見下ろしてもそこが店の入り口ではないので、一瞬戸惑うが、
少し路地に入ったそこが店の入り口となっている。
入ると山小屋のロッジを彷彿とするつくり。
ビールや日本酒など酒の種類は非常に少ないが、この店は持ち込み可能なので、
好きな酒は自分で持ち込むことになる。
とりあえず、ビールを発注。程なくして瓶ビールが来る。
蚯蚓はこの店だと比較的人と連れ立ってくる為、
特にリクエストすることなく漬物、小鉢ときて、刺身の皿が来て、いよいよ
机が賑わって思い思いの食べたいものを突付く感じになる。
刺身など、魚が旨いこの店ははずれはなく、逆に特筆すべき旨いものが必ずある。
今回はトリ貝。食感だけで味気ないのとは違い、旨味と甘味がグッと来るうえ、
アオヤギのような貝の風味が乗ってきて実に良い。ヤリイカも濃厚で甘味がのって、
噛むほどに旨い。
旨い刺身はやはりこうやって甘味も旨味も噛むほどに乗ってくるものだと改めて実感する。

本日は続いてちくわの揚げ物が来た。
一見すると給食で出たような青海苔のちくわの揚げ物に見えるが、
食べると全然違う代物である。
この青海苔思しきものは生海苔の青さで、一口かぶりつくと
ふんわりとろっと感がありながら、さくっという食感もあり、
さらにちくわ自身の食感もあるので、食べて楽しく、それでいて
実に風味豊かでビールと良く合う。止まらない旨さである。
小鉢はマグロ納豆。

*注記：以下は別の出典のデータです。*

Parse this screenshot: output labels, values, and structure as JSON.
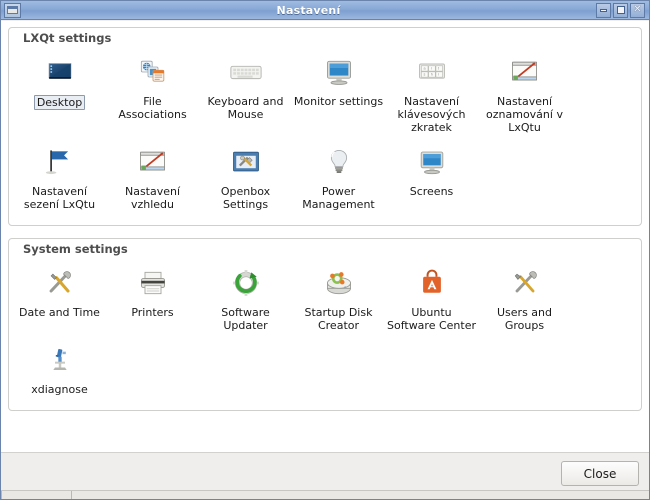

ここの店の凄いところは、ほぼ毎度葱も旨いのだ。
もし食す機会があれば是非意識して味わっていただきたい。


今日はあまりに店が混みすぎて長居しないのを条件に急遽予約して入ったこともあり、
その他ほっけの焼いたもの程度で、済ませて出てきてしまった。
しかし、リーズナブルでいながら、美味しくいただけるように
旬の魚を出してくれるので、安心して舌を任せて、
出てくる料理で至福のひと時を過ごす事が出来る。
あまり遅い時間までやっていないのが残念であるが、
烏山には時間をずらして二軒目、三件目・・・と飲める店がある。
一軒目という意味でも、食べる事においても、ここは良い店である。